Speaking from a very low amateur status, I see several replies:
1. Isn't strategy best defined as the ability to cause your tactics to attack your enemy's centers of gravity, and attain victory at the earliest possible moment? In every field of study, "strategy" is a fairly amorphous concept, and the extent to which the word "strategy" applies is highly debatable. In chess, I would say, yes tactics are responses to logical stimuli, but inherently, strategy is creating situations favorable to the use of tactics.
2. In the any serious pursuit, there are various fundamentals which must be mastered in order to reach the highest levels.

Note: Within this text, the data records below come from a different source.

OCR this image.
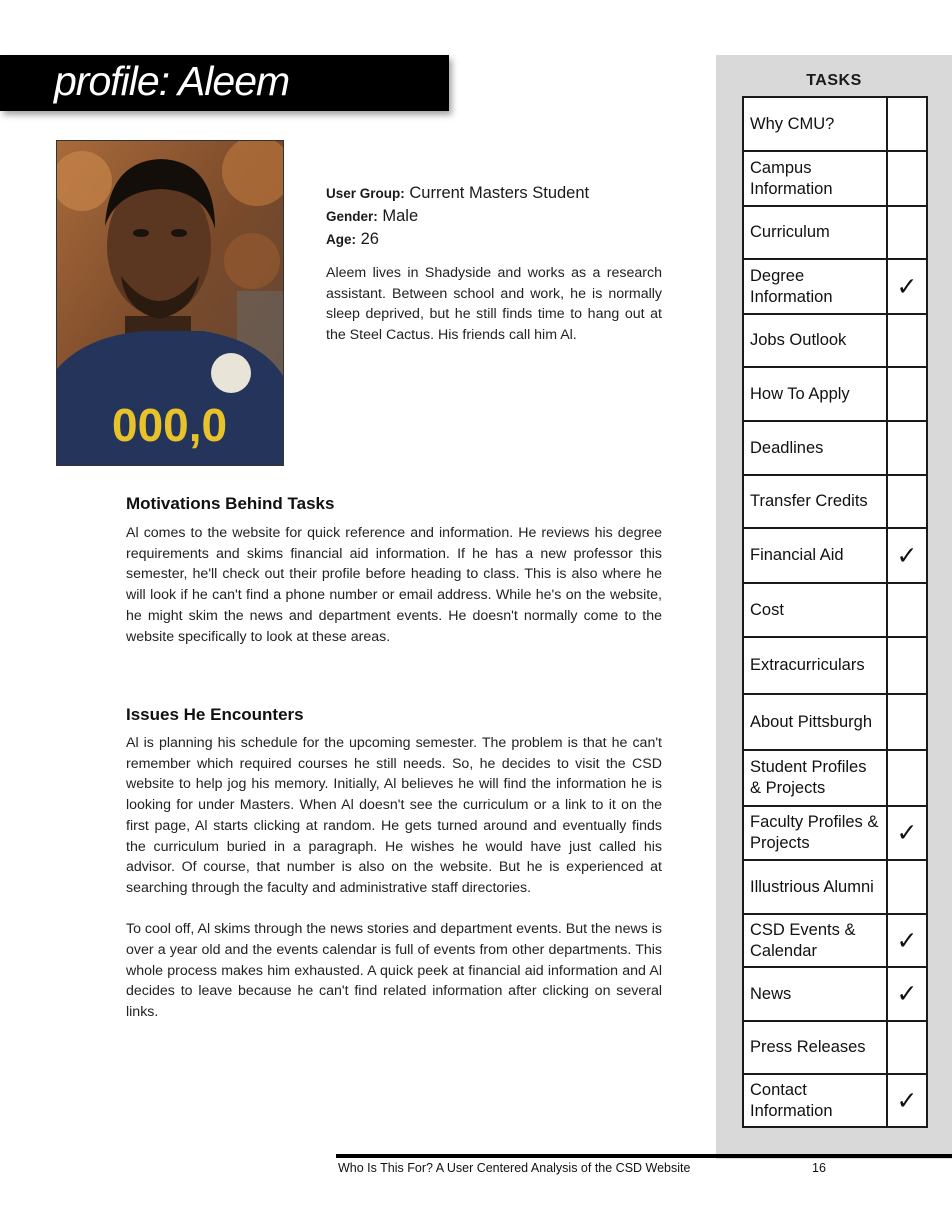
profile: Aleem
000,0
User Group: Current Masters Student
Gender: Male
Age: 26
Aleem lives in Shadyside and works as a research assistant. Between school and work, he is normally sleep deprived, but he still finds time to hang out at the Steel Cactus. His friends call him Al.
Motivations Behind Tasks

Al comes to the website for quick reference and information. He reviews his degree requirements and skims financial aid information. If he has a new professor this semester, he'll check out their profile before heading to class. This is also where he will look if he can't find a phone number or email address. While he's on the website, he might skim the news and department events. He doesn't normally come to the website specifically to look at these areas.

Issues He Encounters

Al is planning his schedule for the upcoming semester. The problem is that he can't remember which required courses he still needs. So, he decides to visit the CSD website to help jog his memory. Initially, Al believes he will find the information he is looking for under Masters. When Al doesn't see the curriculum or a link to it on the first page, Al starts clicking at random. He gets turned around and eventually finds the curriculum buried in a paragraph. He wishes he would have just called his advisor. Of course, that number is also on the website. But he is experienced at searching through the faculty and administrative staff directories.

To cool off, Al skims through the news stories and department events. But the news is over a year old and the events calendar is full of events from other departments. This whole process makes him exhausted. A quick peek at financial aid information and Al decides to leave because he can't find related information after clicking on several links.

TASKS
Why CMU?
Campus Information
Curriculum
Degree Information	✓
Jobs Outlook
How To Apply
Deadlines
Transfer Credits
Financial Aid	✓
Cost
Extracurriculars
About Pittsburgh
Student Profiles & Projects
Faculty Profiles & Projects	✓
Illustrious Alumni
CSD Events & Calendar	✓
News	✓
Press Releases
Contact Information	✓
Who Is This For? A User Centered Analysis of the CSD Website	16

One would not walk into a Navy recruiting office and say that they want to be a strategist- you must master the tactics and mundane tasks in order to have sufficient understanding to create naval strategies.
A well known saying is that tactics are most important until you get to 2000. Even Magnus Carlsen in a Reddit AMA says the same thing:
[–]fra403 115 points 2 years ago
Hey Magnus, let me just start and say that i'm a really big fan.

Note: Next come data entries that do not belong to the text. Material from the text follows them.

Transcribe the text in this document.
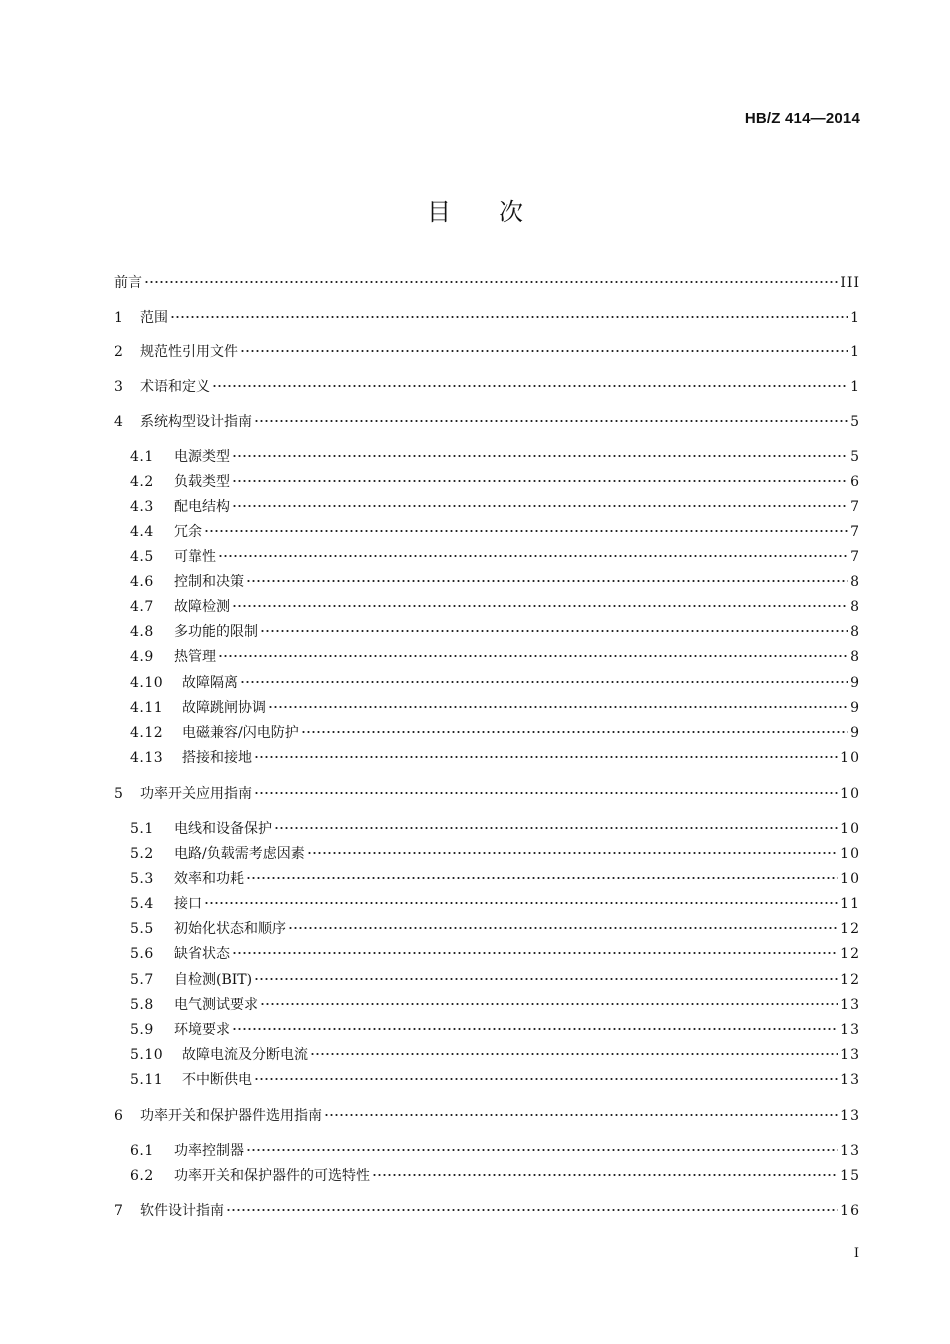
HB/Z 414—2014
目 次
前言	III
1	范围	1
2	规范性引用文件	1
3	术语和定义	1
4	系统构型设计指南	5
4.1	电源类型	5
4.2	负载类型	6
4.3	配电结构	7
4.4	冗余	7
4.5	可靠性	7
4.6	控制和决策	8
4.7	故障检测	8
4.8	多功能的限制	8
4.9	热管理	8
4.10	故障隔离	9
4.11	故障跳闸协调	9
4.12	电磁兼容/闪电防护	9
4.13	搭接和接地	10
5	功率开关应用指南	10
5.1	电线和设备保护	10
5.2	电路/负载需考虑因素	10
5.3	效率和功耗	10
5.4	接口	11
5.5	初始化状态和顺序	12
5.6	缺省状态	12
5.7	自检测(BIT)	12
5.8	电气测试要求	13
5.9	环境要求	13
5.10	故障电流及分断电流	13
5.11	不中断供电	13
6	功率开关和保护器件选用指南	13
6.1	功率控制器	13
6.2	功率开关和保护器件的可选特性	15
7	软件设计指南	16
I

I'm trying to break the 2000 barrier and I was wondering if you could give me any advice to achieve my goal.
Thanks for doing an AMA!
[–]MagnusOenCarlsen[S] 246 points 2 years ago
Studying tactics, I would say. Up to that level, most games are still decided by someone hanging a piece...or blundering a checkmate - haha
This is all well and good but I chose to play chess because I wanted to play a strategy game. But it seems like none of that matters until you work your way up to 2000. So in other words, I can't actually play the way I want to until I do a bunch a things I don't want to do.
When I do a bunch of tactics puzzles and drill patterns in my head ad infinitum THEN I'll be able to play some positional chess but until then it's all irrelevant because I will either blunder or constantly fail to find the tactical breakthroughs necessary to win games. So the strategy part becomes mostly meaningless and I end up moving my pieces around untill the inevitable blunder.

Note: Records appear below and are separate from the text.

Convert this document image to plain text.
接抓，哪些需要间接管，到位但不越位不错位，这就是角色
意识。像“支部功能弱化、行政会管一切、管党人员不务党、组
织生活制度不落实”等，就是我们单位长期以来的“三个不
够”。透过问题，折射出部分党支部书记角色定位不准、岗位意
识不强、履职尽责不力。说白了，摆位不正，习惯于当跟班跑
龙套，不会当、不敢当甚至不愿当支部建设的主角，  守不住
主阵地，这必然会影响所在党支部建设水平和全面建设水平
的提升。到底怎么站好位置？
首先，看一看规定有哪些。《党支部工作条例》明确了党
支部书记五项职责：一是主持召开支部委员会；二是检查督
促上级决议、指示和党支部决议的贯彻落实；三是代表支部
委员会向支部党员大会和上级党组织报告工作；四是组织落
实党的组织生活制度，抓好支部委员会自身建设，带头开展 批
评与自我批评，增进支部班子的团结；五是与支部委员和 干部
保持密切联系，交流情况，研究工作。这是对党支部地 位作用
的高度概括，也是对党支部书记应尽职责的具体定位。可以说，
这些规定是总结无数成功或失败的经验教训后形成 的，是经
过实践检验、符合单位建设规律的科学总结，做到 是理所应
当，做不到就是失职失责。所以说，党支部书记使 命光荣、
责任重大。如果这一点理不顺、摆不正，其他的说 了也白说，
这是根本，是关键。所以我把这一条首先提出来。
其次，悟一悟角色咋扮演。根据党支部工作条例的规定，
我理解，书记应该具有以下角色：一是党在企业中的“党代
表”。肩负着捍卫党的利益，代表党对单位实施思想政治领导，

But a lot of teachers really don't tell you this when you take up the game. They go on about strategy and planning and all these things but in reality only a small population of players will ever really get to do anything resembling real chess strategy. Most of the games will just end in some kind of tactic that had nothing to do with the ideas of the position.
This is fine for people that like this but I don't and wasted a lot of time trying to learn about positional chess and where to put the pieces only to be faced by my low tactics skills which will keep that knowledge from ever being useful.
So I tried playing go for a while and liked it because strategy seemed to count for a lot more. There are still really complicated tactics in that game too but they don't seem to completetly dominate the game unless you play with a smaller board.
I still like chess but I feel a little sour about how chess advertises things that seem to be reserved for more experienced players while the majority of players will be playing a far different game.
We can even see this in how player like Petrosian would purposefully play weaker moves against lesser rated opponents because he knew he would win anyway. Again it's fine if that's what you wanted all along but it's not what I wanted at all and feel a bit slighted about it. If I had known this all along maybe I wouldn't have invested much time into chess and more into a game like go instead.